1 Reply Latest reply on Apr 24, 2008 1:41 PM by Newsgroup_User

    Passing HTML data, but not parsing it.

    Bullislander05
      Hi everyone,

      I'm wondering how I would do this:

      I want to have a text area where people can input HTML code, but not where the HTML code is parsed. The text area will end up being added to a table in my database.

      Pretty much, I want people to be able to put this in their text area (Pretend the quote is the text area)
      quote:


      <table>
      <tr>
      <td>
      Test
      </td>
      </tr>
      </table>


      And when they load the web page not see (again pretend the quote is the text area):

      quote:

      Test


      But rather:

      quote:


      <table>
      <tr>
      <td>
      Test
      </td>
      </tr>
      </table>


      Whenever I seem to pass HTML tags in my data, they're getting processed rather than being saved. In the project I'm creating, it's critical that users be able to put the code up in the text areas and have it saved as such.

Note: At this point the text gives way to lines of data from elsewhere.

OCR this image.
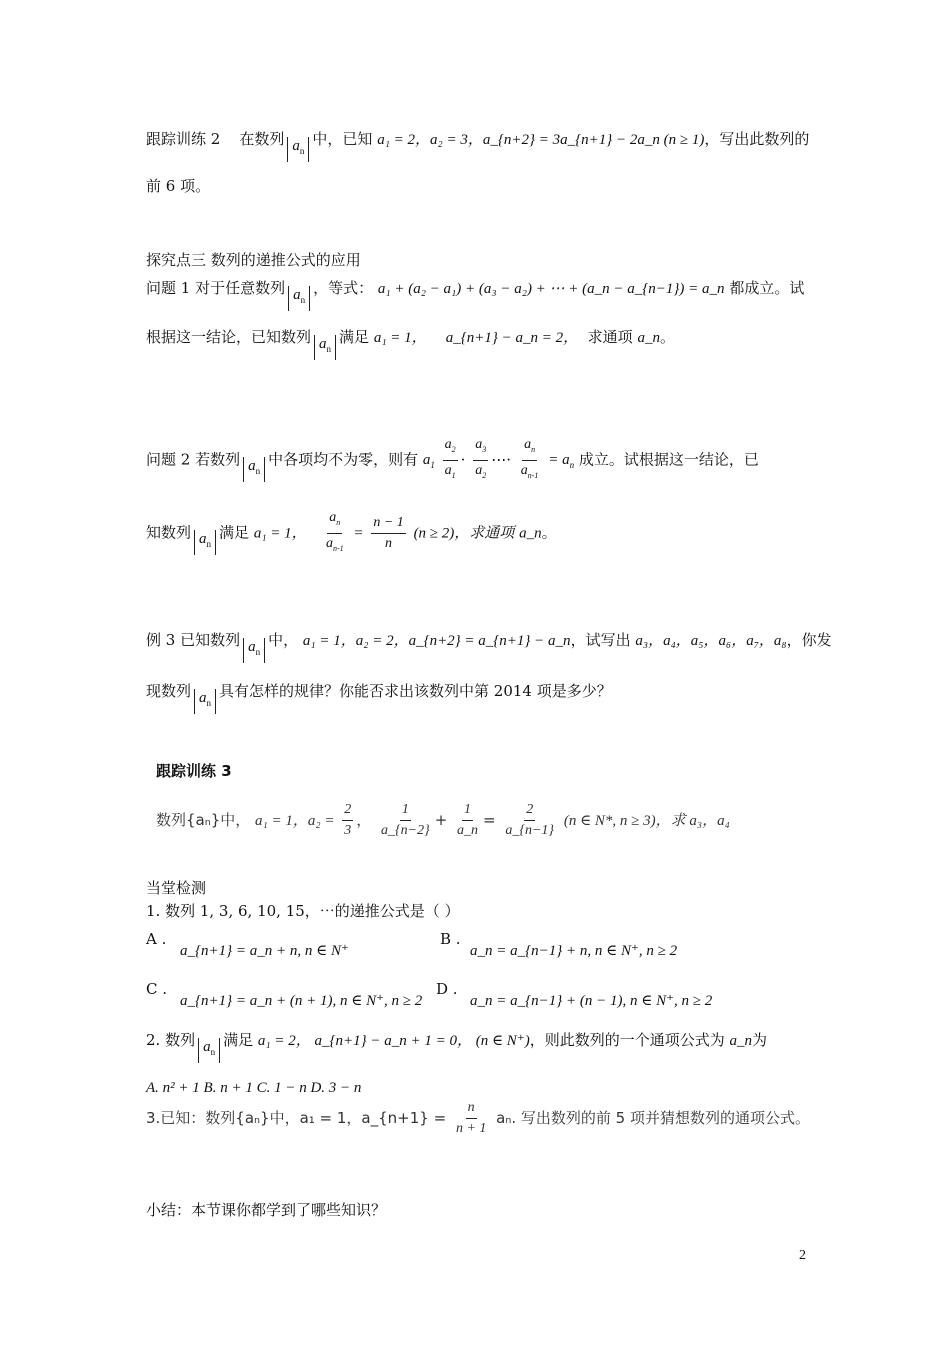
跟踪训练 2 在数列 $a_n$中，已知 a₁ = 2，a₂ = 3，a_{n+2} = 3a_{n+1} − 2a_n (n ≥ 1)，写出此数列的
前 6 项。
探究点三 数列的递推公式的应用
问题 1 对于任意数列 $a_n$，等式： a₁ + (a₂ − a₁) + (a₃ − a₂) + ⋯ + (a_n − a_{n−1}) = a_n 都成立。试
根据这一结论，已知数列 $a_n$满足 a₁ = 1， a_{n+1} − a_n = 2， 求通项 a_n。
问题 2 若数列 $a_n$中各项均不为零，则有 $a_1 \frac{a_2}{a_1} \cdot \frac{a_3}{a_2}$ ⋯· $\frac{a_n}{a_{n-1}} = a_n$ 成立。试根据这一结论，已
知数列 $a_n$满足 a₁ = 1， $\frac{a_n}{a_{n-1}} = \frac{n - 1}{n} (n \ge 2)$，求通项 a_n。
例 3 已知数列 $a_n$中， a₁ = 1，a₂ = 2，a_{n+2} = a_{n+1} − a_n，试写出 a₃，a₄，a₅，a₆，a₇，a₈，你发
现数列 $a_n$具有怎样的规律？你能否求出该数列中第 2014 项是多少？
跟踪训练 3
数列{aₙ}中， a₁ = 1，$a_2 = \frac{2}{3}$ ， $\frac{1}{a\_\{n-2\}} + \frac{1}{a\_n} = \frac{2}{a\_\{n-1\}} (n$ ∈ N*, n ≥ 3)，求 a₃，a₄
当堂检测
1. 数列 1, 3, 6, 10, 15，⋯的递推公式是（ ）
A .
a_{n+1} = a_n + n, n ∈ N⁺
B .
a_n = a_{n−1} + n, n ∈ N⁺, n ≥ 2
C .
a_{n+1} = a_n + (n + 1), n ∈ N⁺, n ≥ 2
D .
a_n = a_{n−1} + (n − 1), n ∈ N⁺, n ≥ 2
2. 数列 $a_n$满足 a₁ = 2， a_{n+1} − a_n + 1 = 0， (n ∈ N⁺)，则此数列的一个通项公式为 a_n为
A. n² + 1 B. n + 1 C. 1 − n D. 3 − n
3.已知：数列{aₙ}中，a₁ = 1，a_{n+1} = $\frac{n}{n + 1} a_n$. 写出数列的前 5 项并猜想数列的通项公式。
小结：本节课你都学到了哪些知识？
2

      Does anyone know of any good ways to pass the data through a form (and ultimately through an SQL statement to change my database) and not have it evaluated in the process? I then need it to be able to be displayed later as raw text, and not evaluated HTML. Just a method to pass data in a text area would be fine. I don't need to worry about any other possible input types.

      Thanks!

      -Bullislander05
        • 1. Re: Passing HTML data, but not parsing it.
          Level 7
          Bullislander05 wrote:
          >
          > Does anyone know of any good ways to pass the data through a form (and
          > ultimately through an SQL statement to change my database) and not have it
          > evaluated in the process? I then need it to be able to be displayed later as
          > raw text, and not evaluated HTML.

          Well the first parts should be happening. Unless you are doing
          something really unusual, the form is going to pass the full,
          unprocessed data to the action template. Which would save it to a
          database again without processing it. A quick look into the data
          actually inside the database should confirm this.


          Where you would have problem is displaying it, since a browser is going
          to parse that code if it receives it straight up. The way around this
          is to escape the HTML special characters so that a browser does not
          render the code, but rather displays it in all its glory. The
          htmlEditFormat() and htmlCodeFormat() functions are for just this
          purpose. The escape all HTML special characters so that they are
          displayed rather then rendered.

          I suggest only escaping the data when displaying rather then when
          storing. Usually much more flexible that way.